In a video game, death is no big deal because your guy respawns within 10 seconds. The big problem with death in D&D is that unless it's a total party kill, the player whose character dies is going to be out of the game and bored for a while. Older editions of the game, particularly basic D&D, got around this by making it very easy to whip up a new character. Your PC dies, you spend 15 minutes out of game to make a new character, then you get written in as a newcomer. Character creation is much longer in 3rd edition, which means a player who loses a PC might not be back until next session -- especially if the group is mid- to high-level, because then you go and buy a ton of gear rather than just taking a starting package. If 4th edition can reduce the time needed to whip up a PC, then death will no longer be as big of a deal, because the guy who loses his character isn't going to have to spend an hour or more putting a new one together.
 

Nice link, cntxt-tease.

Since you seem to have so much time for posting these days-- and don't get me wrong, it's great to have you back-- how's about you fix all the illustration links?
 

Cutter XXIII said:
(I read your thread title like a newspaper headline proclaiming the bitter end: "FUN TO DIE IN 4E!" As in, all the fun will soon be dead. I'm glad it wasn't one of those threads. ;) )

FUN TO DIE IN 4e
Skip Carol, boy reporter

Game World News has learned that the new edition of Dungeons & Dragons is aimed squarely at obliterating any fun that previous editions might have let slip through the cracks.

"When I go around to conventions, and see people playing our game and enjoying themselves, a small part of me dies every time," Wizards of the Coast lead designer Rob Heinsoo said last week.
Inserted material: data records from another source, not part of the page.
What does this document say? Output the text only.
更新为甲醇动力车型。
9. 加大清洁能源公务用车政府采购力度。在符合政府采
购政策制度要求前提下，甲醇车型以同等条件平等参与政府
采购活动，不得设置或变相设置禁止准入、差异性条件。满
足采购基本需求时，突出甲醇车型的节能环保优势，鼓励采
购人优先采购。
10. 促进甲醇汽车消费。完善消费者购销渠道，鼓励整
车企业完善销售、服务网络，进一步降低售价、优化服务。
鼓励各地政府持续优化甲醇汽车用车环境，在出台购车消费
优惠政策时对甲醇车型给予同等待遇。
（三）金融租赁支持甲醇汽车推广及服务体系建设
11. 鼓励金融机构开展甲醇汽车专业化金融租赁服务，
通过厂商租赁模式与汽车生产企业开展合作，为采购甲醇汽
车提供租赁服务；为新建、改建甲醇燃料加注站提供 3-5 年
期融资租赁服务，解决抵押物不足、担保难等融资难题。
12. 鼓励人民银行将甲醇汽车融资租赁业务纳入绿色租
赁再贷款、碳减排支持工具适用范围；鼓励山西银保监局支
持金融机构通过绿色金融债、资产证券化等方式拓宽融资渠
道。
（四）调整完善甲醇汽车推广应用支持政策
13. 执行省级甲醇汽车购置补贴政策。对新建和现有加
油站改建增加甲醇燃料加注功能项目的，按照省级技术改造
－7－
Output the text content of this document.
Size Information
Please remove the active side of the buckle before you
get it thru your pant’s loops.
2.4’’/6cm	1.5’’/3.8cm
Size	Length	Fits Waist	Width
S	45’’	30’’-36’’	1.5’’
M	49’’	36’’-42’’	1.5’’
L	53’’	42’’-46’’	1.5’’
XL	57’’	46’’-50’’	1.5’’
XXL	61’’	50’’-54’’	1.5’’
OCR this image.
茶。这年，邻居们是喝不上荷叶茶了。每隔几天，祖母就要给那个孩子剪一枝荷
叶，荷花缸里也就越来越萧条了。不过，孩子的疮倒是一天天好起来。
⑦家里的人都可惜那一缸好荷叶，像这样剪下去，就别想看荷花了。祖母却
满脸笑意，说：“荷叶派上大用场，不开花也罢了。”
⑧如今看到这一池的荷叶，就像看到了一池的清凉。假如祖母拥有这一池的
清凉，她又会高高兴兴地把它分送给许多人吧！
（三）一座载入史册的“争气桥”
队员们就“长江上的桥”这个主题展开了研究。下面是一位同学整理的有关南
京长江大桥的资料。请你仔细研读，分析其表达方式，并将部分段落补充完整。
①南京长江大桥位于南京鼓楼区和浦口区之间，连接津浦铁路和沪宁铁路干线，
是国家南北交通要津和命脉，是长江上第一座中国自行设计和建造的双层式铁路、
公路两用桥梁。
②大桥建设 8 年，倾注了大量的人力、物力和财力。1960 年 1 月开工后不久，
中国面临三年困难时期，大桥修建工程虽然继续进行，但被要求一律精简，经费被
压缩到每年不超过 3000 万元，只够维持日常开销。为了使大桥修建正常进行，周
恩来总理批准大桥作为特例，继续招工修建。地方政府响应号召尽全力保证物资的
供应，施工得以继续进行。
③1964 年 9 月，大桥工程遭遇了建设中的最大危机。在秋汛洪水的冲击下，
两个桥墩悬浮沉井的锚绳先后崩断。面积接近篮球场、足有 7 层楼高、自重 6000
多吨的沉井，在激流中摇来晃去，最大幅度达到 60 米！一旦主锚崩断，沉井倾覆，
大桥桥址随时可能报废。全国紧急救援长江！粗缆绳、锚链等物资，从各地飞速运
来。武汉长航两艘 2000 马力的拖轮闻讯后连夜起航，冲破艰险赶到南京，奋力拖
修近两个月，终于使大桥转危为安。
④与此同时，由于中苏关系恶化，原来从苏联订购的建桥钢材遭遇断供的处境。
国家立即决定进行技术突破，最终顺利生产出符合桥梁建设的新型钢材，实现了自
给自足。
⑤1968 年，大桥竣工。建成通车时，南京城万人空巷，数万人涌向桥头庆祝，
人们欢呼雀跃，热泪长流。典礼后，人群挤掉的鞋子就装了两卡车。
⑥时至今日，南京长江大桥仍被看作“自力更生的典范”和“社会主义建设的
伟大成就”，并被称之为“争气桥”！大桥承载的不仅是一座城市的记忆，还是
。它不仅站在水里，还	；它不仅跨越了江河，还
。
"Along with Merls and Wyatt, we've determined that if this game turns out to be fun, it won't be because of lack of trying!"

Internet reaction to this news was mixed-- many posters on ENWorld claimed to have knowledge of this design direction dating back to 1989, and the release of Second Edition Advanced Dungeons & Dragons.

"WOTC HATS TEH FUN!" myztik_99 posted in a recent diatribe. "AN THAT IS WHY YUO WILL NEVAR SEE CARAKTERS LIKE DRAKE DARKNITE AGAIN. 3e YOU CANT KILL THE GODS AND WTF IS UP WITH THAT?????????"